When teachers have the time they need, they’re able to give more deep thought to what matters most—thinking about their classroom practices and adjusting instruction if need be. 

The school year ahead offers the opportunity to reset and ensure your teachers have the planning time they need. Talking directly with your teachers will help determine what can be taken off their plates, but here are a few ideas to start the conversation:

Streamline communication

Is there a way to cut back on non-essential meetings throughout the week or make them shorter? Additionally, are there opportunities to reduce emails by restructuring communications methods, such as sending a daily update?

Simplify initiatives and programs

Brainstorm with your faculty and staff about whether there are new ideas or programs being considered for the coming year that can be put on hold without negatively impacting your school community. Or audit programs currently in place that are no longer working and prioritize what’s most important. Either way, this helps your teachers—and you—focus your energy on where it matters most: meeting the learning needs of your students. 

Be strategic with staffing approaches

School staffing challenges will continue to be a challenge in the year ahead, which will make scenario planning crucial. Are there ways to create alternate schedules or staffing plans that protect teachers’ planning time? Or create shared banks of resources that are ready for last-minute coverage plans when unexpected absences occur. 

When teachers have the time they need, they’re able to give more deep thought to what matters most—thinking about their classroom practices and adjusting instruction if need be. 

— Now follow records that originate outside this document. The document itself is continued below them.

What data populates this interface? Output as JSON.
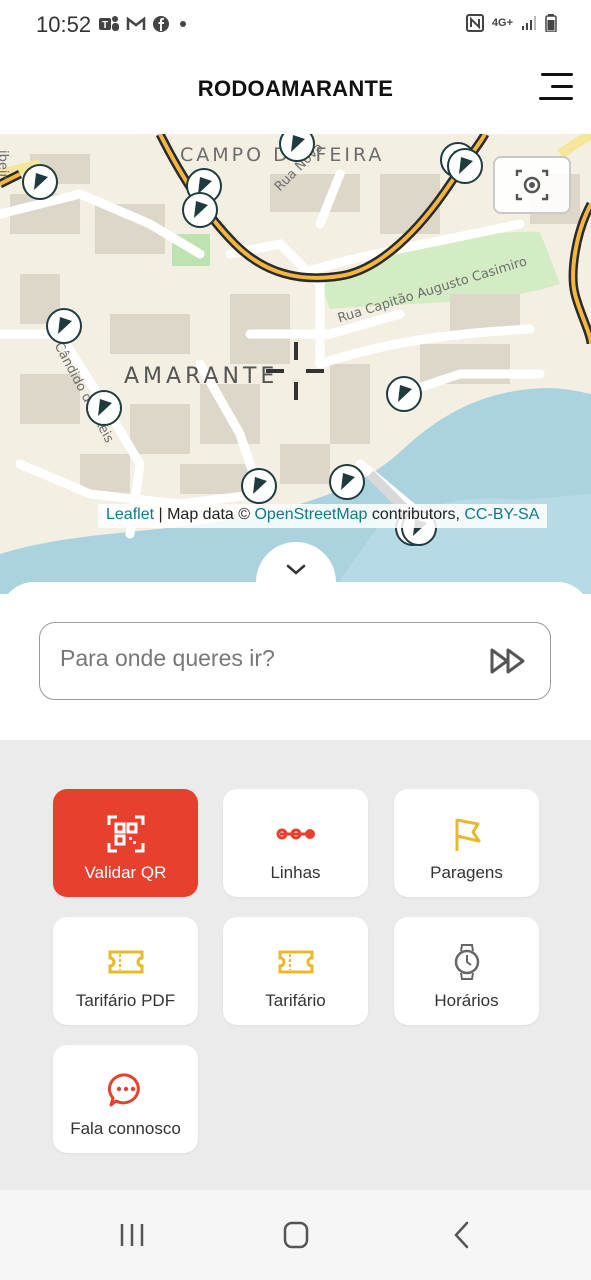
{
  "status_bar": {
    "time": "10:52",
    "left_icons": [
      "teams-icon",
      "gmail-icon",
      "facebook-icon",
      "dot-icon"
    ],
    "right_icons": [
      "nfc-icon",
      "4g-icon",
      "signal-icon",
      "battery-icon"
    ],
    "network": "4G+"
  },
  "header": {
    "title": "RODOAMARANTE",
    "menu_icon": "hamburger-menu-icon"
  },
  "map": {
    "labels": {
      "campo_da_feira": "CAMPO DA FEIRA",
      "amarante": "AMARANTE",
      "rua_nova": "Rua Nova",
      "rua_capitao": "Rua Capitão Augusto Casimiro",
      "candido_reis": "Cândido dos Reis",
      "edge_left": "ibeir"
    },
    "attribution": {
      "leaflet": "Leaflet",
      "separator": " | Map data © ",
      "osm": "OpenStreetMap",
      "contributors": " contributors, ",
      "license": "CC-BY-SA"
    },
    "icons": {
      "locate": "locate-icon",
      "crosshair": "crosshair-icon",
      "collapse": "chevron-down-icon",
      "stop": "flag-marker-icon"
    }
  },
  "search": {
    "placeholder": "Para onde queres ir?",
    "submit_icon": "fast-forward-icon"
  },
  "tiles": [
    {
      "label": "Validar QR",
      "icon": "qr-scan-icon"
    },
    {
      "label": "Linhas",
      "icon": "route-line-icon"
    },
    {
      "label": "Paragens",
      "icon": "flag-icon"
    },
    {
      "label": "Tarifário PDF",
      "icon": "ticket-icon"
    },
    {
      "label": "Tarifário",
      "icon": "ticket-icon"
    },
    {
      "label": "Horários",
      "icon": "watch-icon"
    },
    {
      "label": "Fala connosco",
      "icon": "chat-bubble-icon"
    }
  ],
  "nav_bar": {
    "recents_icon": "recents-icon",
    "home_icon": "home-icon",
    "back_icon": "back-icon"
  },
  "colors": {
    "accent": "#e8402e",
    "icon_yellow": "#e8b92a",
    "marker_dark": "#1f3b3d",
    "link": "#0b7a8a"
  }
}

Reframing your own role as a school leader

A just-released publication from The Aspen Institute’s Education and Society Program, called “Rethinking the Role of the Principal,” calls for the complete reorientation of a principal’s role for the 21st century. The paper outlines a seismic shift away from a school principal’s current focus on operations and compliance toward a fuller picture of what a school leader entails—a role focused on instructional leadership, student success in academics, social-emotional learning (SEL), and a deeper focus on school culture, wellness, and community engagement.

The publication says when school leaders are able to address the needs and priorities of their school communities through building a positive school climate, they’re able to truly transform K-12 education. This shift creates leaders who are culturally responsive, prioritize equity, and see to it that their community’s values and experiences are reflected in the schools they lead. 

Now is a good time to reset your own idea of a principal: someone who sees academics, SEL, and school culture as intertwined and works with their teachers to bring this vision to life.

Many school leaders have felt the immense pressure over the last two years to be the manager of so much. Now is a good time to reset your own idea of a school principal: someone who sees academics, SEL, and school culture as intertwined and works with teachers to bring this vision to life.

Rethinking the act of self-care

Considering self-care and wellness not only through an individual lens but also a systemic one is a critical part of finding solutions for the persistent burnout, stress, and overwhelm among your teachers and staff members—and you, too.

By tackling the broader issues that often prohibit teachers from having a chance to practice their individual self-care, it shows you’re committed to making their well-being a priority in the short and the long term.